– Чего это он? – забеспокоился бретонец.
Сплюснутый недоумённо пожал плечами, потом перевёл взгляд на свою руку и, не сдержавшись, выругался.
На левом запястье в такт биению сердца тускло мерцали четыре буквы – UVUM.
Он резко почти вплотную наклонился к дёргающемуся в тщетных попытках освободиться Габу и заговорил. Быстро, горячо, чеканя каждое слово:
– Слушайте меня, Габриель. Слушайте внимательно. Меня зовут Эрик, моего напарника…, впрочем, неважно. Да, это UVUM. Да, мы похитили вас и привезли сюда в бессознательном состоянии против вашей воли. Но вреда вам не причинят. Вы поняли меня, Габриэль. Никакого вреда. Нам нужна только ваша помощь. Просто помощь, Габриэль. И перестаньте постоянно вызывать альтерэго. Нейросеть заблокирована, а у вас и так давление скачет, как сумасшедшее.
Габ и сам ужен понял. Привычный, стилизованный под распахнутое окно в его комнате с видом на бескрайнее поле ярко-жёлтых подсолнухов интерфейс никак не желал появляться перед мысленным взором. Это пугало и окончательно сбивало с толку.
– Пятнадцать минут, – напомнил бретонец.
Эрик коротко кивнул, сказал, понизив голос:
– Третья и вторая уже должны быть на местах. Сообщений нет.
– Наружка же молчит, – пожал плечами бретонец, – центр тоже. Хотя, погоди-ка.
Оба замерли, вчитываясь в полученное сообщение, потом их лица одновременно потемнели и ещё больше осунулись.
– Третья – пустой, – поникшим голосом произнёс Эрик. – Вторая…
– Да, – подтвердил бретонец, – жаль ребят.
– Всё, больше никого не осталось.
Теперь они молча смотрели на Габа.
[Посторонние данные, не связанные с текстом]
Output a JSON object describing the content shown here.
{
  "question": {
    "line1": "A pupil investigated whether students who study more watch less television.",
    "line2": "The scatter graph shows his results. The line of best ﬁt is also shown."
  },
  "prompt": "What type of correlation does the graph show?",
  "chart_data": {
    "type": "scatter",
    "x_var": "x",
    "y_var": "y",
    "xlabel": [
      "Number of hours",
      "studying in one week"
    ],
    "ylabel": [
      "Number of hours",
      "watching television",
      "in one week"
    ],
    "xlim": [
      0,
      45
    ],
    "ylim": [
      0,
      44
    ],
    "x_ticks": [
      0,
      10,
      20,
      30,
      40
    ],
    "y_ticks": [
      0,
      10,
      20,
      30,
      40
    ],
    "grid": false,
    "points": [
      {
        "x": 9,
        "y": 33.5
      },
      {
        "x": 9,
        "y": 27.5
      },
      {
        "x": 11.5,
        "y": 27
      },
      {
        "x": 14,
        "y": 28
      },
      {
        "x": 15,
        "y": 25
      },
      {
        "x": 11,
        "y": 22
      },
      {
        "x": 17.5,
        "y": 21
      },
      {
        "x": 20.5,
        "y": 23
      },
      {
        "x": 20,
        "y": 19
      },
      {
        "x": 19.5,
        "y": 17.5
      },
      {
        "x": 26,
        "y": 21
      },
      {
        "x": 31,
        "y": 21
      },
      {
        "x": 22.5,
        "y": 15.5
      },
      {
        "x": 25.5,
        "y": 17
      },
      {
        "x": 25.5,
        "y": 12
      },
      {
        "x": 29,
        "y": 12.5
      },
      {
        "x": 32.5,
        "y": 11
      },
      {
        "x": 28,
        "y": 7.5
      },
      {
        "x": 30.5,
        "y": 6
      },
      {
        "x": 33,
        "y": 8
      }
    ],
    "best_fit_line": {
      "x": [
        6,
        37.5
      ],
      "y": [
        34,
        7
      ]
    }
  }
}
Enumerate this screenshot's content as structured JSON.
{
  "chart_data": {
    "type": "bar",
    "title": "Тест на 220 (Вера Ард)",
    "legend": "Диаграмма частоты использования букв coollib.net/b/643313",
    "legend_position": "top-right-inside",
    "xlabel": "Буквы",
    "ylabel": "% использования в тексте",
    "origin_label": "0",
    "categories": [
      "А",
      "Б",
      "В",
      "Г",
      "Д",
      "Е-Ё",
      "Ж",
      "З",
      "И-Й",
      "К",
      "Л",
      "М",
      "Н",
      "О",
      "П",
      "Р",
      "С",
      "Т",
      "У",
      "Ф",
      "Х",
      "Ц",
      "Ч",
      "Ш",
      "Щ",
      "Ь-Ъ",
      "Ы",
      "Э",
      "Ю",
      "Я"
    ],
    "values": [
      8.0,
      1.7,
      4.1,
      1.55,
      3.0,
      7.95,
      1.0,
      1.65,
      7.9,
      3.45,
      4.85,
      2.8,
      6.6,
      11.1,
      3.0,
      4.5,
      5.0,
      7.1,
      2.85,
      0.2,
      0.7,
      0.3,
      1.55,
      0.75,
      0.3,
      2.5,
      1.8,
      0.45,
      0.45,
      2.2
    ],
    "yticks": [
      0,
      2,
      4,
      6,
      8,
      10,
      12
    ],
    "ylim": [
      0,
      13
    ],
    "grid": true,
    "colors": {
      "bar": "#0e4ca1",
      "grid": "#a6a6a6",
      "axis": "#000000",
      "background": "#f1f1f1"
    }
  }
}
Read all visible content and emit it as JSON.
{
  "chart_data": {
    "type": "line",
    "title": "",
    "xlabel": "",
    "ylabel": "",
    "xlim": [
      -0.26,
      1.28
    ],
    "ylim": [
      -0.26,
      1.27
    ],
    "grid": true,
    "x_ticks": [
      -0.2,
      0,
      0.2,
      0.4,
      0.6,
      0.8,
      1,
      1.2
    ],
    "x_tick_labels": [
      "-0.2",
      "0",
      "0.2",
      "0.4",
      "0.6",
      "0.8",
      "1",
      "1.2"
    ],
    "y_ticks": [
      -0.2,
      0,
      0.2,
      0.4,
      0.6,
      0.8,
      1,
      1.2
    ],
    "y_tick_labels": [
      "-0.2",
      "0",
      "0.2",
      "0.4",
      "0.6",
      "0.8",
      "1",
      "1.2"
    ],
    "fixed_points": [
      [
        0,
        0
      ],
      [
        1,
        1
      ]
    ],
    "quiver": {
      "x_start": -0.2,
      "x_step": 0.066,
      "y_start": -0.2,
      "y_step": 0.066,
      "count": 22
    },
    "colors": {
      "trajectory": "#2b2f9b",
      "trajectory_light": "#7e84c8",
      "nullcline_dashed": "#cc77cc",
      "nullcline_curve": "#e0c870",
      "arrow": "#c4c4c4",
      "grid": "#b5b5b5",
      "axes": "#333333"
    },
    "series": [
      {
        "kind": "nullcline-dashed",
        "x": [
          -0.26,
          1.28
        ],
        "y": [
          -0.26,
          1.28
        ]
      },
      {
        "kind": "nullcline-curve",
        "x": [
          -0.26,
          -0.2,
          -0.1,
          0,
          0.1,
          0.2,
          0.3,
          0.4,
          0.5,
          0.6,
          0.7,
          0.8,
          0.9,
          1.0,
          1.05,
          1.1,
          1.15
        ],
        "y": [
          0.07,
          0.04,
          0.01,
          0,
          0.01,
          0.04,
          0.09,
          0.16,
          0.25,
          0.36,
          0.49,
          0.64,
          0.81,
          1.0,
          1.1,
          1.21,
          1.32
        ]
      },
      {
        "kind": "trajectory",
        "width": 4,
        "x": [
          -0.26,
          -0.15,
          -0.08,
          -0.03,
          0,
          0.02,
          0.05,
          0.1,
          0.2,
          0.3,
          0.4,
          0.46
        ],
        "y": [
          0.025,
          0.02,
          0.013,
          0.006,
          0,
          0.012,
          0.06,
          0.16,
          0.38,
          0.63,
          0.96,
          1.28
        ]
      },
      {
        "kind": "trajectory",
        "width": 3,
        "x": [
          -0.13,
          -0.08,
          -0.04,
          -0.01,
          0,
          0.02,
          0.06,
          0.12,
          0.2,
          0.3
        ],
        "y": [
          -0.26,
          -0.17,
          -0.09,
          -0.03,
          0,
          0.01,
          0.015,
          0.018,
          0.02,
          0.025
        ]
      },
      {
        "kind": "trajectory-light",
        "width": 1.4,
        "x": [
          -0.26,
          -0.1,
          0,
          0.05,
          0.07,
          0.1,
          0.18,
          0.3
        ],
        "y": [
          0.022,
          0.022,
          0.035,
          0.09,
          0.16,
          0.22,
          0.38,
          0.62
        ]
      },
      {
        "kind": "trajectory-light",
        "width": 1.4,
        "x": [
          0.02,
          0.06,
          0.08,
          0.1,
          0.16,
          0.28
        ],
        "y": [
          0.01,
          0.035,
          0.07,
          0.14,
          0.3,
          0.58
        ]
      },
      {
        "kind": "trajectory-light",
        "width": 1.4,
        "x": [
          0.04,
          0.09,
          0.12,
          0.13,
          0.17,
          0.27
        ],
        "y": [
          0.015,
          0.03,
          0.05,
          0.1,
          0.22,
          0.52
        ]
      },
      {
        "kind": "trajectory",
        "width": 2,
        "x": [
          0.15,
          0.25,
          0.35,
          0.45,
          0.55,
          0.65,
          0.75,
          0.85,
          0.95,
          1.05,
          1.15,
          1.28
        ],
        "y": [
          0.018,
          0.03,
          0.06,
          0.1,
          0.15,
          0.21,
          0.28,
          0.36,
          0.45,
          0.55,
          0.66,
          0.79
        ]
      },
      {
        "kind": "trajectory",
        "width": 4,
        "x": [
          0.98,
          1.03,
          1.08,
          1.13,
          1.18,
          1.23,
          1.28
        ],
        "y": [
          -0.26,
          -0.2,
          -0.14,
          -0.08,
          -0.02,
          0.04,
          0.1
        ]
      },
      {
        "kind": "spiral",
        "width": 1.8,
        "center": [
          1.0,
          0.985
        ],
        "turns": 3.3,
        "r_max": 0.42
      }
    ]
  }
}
Так смотрят на безнадёжных больных, после применения нового экспериментального лекарства, на приговорённых к смерти, в ожидании запаздывающего помилования, на сакральную жертву, которой в последний момент великодушные жрецы оставят жизнь, ограничившись небольшим увечьем. На внезапно воскресшего мертвеца.
Габу стало так страшно, что он почти перестал дышать.
Как это могло случиться с ним? Каким образом он, Габ, фермер из глухомани, оказался в руках фанатиков?
В голове, панически скомканные, вспыхивали образы, воспоминания, какие-то посторонние мысли. Они накладывались друг на друга, толкались, рассыпались, перемешивались и путались, мешая собрать воедино полную картину случившегося за последние часы.
Вот он выходит из дома. Половица на крыльце привычно скрипит. Габ нарочно её не меняет, ему нравится это тягучее пение настоящего дерева. В руках у него чашка с кофе. Кофе горячий. А вот ночь ещё свежая, ещё не душная. Ночь. А сейчас, интересно, что? Сколько он провалялся без сознания? Снова скрипит половица. Габ успевает повернуться. И больше не успевает ничего. Только краешком стремительно угасающего сознания фиксирует две размытые полупрозрачные тени и медленно-медленно падающую на пол чашку.